My Story…Part 36

     Shortly after we moved into that cave of a house, things really began to change with the way I was feeling. I had felt like I was in a trap that I did not know how to get out of.

     I became very quiet, I had developed a rebellious attitude where I purposely did things I knew would piss my beast of a wife off, and I longed for freedom. I used to daydream and envision the situation I was in was a dream. When I snapped out of the daydream, I realized I was still in hell.

     I had made a bunch of mistakes and wrong turns and wrong decisions that brought me to where I was at that time in my life. I always was thinking of ways to get out. I had ideas, but I also felt that there was no way I would end up divorced again. So it became an inner struggle.

     This second wife always had manipulated situations to work out in her or her kids’ favor. I and my kids would get the short end of the stick. She always played the card of her kids’ daddies were useless and her kids would never go without. Mine? Shafted. And I could not do anything about it. She had control.

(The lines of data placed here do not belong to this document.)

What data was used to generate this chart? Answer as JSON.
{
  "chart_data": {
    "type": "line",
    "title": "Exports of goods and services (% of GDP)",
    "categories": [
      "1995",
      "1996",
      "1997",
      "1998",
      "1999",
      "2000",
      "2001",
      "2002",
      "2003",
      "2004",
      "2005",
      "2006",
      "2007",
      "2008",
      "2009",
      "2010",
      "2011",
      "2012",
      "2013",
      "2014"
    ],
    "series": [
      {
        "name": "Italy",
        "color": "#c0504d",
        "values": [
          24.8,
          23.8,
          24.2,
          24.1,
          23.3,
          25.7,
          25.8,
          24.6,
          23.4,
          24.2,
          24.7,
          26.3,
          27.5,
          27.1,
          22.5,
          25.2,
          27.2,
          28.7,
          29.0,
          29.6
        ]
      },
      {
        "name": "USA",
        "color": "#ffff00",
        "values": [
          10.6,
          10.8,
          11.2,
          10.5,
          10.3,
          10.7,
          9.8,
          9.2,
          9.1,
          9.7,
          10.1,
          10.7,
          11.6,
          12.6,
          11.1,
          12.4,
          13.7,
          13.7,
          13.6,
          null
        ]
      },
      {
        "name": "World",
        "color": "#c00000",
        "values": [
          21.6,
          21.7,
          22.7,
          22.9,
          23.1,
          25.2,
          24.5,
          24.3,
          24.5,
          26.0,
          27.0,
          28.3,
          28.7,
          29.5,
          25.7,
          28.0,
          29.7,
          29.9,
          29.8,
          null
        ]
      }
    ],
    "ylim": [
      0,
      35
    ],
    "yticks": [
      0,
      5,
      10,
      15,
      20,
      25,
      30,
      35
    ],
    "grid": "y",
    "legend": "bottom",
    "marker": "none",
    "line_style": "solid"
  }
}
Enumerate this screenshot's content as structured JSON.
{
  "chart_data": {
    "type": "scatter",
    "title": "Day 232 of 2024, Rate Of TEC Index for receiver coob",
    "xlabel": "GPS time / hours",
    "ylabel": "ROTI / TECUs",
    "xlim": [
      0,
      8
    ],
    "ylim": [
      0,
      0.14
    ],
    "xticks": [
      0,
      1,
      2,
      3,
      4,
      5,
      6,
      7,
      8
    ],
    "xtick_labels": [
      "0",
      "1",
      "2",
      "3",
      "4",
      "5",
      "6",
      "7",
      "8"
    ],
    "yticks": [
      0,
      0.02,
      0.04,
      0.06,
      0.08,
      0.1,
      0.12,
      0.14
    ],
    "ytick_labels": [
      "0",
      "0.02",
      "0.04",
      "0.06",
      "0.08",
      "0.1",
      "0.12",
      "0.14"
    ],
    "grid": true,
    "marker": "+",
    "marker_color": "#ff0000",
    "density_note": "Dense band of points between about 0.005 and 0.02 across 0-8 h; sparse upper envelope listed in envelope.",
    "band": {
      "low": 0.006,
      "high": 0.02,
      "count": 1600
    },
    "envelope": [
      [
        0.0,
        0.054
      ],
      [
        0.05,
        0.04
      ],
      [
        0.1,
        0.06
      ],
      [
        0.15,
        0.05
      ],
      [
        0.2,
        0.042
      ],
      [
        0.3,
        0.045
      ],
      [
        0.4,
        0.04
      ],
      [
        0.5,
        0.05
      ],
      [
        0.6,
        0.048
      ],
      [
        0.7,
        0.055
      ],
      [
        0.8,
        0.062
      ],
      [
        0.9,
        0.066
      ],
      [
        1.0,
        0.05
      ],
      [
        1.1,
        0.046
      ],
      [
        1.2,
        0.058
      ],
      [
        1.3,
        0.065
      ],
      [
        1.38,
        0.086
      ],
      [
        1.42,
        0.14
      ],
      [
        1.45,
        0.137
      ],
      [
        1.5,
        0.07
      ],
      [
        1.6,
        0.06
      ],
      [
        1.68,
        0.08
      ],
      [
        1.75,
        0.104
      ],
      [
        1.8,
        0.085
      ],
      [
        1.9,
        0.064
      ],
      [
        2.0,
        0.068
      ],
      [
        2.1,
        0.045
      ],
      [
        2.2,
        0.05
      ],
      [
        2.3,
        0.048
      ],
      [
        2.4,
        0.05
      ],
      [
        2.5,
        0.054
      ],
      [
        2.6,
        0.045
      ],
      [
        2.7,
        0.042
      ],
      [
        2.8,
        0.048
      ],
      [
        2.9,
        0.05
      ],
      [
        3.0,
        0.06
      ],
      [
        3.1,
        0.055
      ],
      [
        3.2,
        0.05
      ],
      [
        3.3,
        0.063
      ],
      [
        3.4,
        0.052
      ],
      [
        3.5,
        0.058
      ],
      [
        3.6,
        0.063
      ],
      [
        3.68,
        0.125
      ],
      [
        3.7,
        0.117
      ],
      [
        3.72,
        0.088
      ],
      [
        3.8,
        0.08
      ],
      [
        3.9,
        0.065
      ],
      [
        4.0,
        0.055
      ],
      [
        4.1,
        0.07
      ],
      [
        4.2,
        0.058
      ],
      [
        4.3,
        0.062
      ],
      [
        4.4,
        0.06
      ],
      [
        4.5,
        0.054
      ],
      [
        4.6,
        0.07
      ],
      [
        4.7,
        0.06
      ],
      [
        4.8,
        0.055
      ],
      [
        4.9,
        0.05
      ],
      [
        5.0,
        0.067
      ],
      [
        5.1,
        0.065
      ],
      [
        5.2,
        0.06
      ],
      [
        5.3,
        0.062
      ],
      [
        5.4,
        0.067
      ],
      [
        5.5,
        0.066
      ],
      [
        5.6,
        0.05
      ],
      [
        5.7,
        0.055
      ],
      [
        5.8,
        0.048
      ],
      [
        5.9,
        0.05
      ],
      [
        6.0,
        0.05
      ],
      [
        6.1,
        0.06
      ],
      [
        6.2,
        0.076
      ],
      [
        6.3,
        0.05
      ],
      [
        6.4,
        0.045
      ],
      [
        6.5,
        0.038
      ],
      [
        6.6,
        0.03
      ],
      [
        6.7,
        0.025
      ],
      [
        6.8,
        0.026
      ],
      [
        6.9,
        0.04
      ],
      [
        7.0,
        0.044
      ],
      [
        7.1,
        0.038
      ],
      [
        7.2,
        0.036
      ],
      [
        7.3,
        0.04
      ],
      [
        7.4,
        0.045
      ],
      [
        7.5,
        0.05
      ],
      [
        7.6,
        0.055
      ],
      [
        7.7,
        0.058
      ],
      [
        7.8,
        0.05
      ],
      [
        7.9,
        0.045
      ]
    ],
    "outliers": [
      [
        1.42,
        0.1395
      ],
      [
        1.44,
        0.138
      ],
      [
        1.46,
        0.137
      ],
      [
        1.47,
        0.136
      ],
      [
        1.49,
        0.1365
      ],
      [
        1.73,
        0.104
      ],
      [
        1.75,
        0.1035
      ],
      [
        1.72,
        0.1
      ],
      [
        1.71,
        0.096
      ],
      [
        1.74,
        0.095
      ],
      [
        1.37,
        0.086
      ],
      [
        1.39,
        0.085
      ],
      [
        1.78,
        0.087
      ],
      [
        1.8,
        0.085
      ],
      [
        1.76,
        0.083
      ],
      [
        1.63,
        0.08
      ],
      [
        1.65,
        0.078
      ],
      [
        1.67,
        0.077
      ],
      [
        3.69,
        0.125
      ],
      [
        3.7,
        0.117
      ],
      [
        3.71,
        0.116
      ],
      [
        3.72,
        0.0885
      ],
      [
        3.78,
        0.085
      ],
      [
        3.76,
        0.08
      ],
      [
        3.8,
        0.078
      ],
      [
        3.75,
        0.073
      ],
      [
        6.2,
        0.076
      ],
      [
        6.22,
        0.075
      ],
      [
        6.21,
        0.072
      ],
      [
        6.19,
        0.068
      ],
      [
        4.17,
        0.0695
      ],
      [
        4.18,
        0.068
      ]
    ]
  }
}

     There was also the mental abuse she inflicted upon my kids. She made me fight with their mother over stupid things that we would normally never even discuss. It got to the point where their mom took me to court a few times because she felt our kids were in danger in my and my beastly wife’s presence.

     Luckily I won. But did I? I started to have visitations outside the home. I took my kids to eat at places just to see them. My beast of a wife liked this situation also, because it meant she would not have to see them and that I would be home more often.

     This situation passed and I was able to bring them home again, but it sucked. There was always constant tension. She always made biting remarks about their mom which fed into their hatred of her. Of course these remarks went straight home with them and I would have to defend what happened. Luckily, my kids mother knew better.

     It was later discussed between us that she hated this beastly wife I married. She told me she knew we would not stay together long. She saw that the personalities clashed. I am glad to have made it out of that second marriage with my relationship with my kids still strong and intact.

     These stories can go on and on. There are also the stories of going to the bar with her.

     Again, I found out later on that the second beastly wife was a total slut. She had told me she wasn’t, but once I found out the truth, it all made sense.

     Like how she slept with half the men in the town bar. Which is the reason why we needed to go there alot so she could show off to them that she got married. I could almost say I was a trophy husband to her. But you know what? She was my trophy wife! A LAST PLACE TROPHY!!! The kind given out to people who at least tried! (if this sounds dumb, it sounded funny in my head)

     But I was fed a line of lies from her over a lot of subjects. Supposedly someone tried raping her some particular night in the past. She wanted me to get mad at the guy, but I couldn’t. At that point I felt she was trying to fabricate some false stories to get me to feed her sympathy. I didn’t. So we fought about how insensitive I was. Whatever.

     Later found out she wasn’t almost raped. She was just full of shit.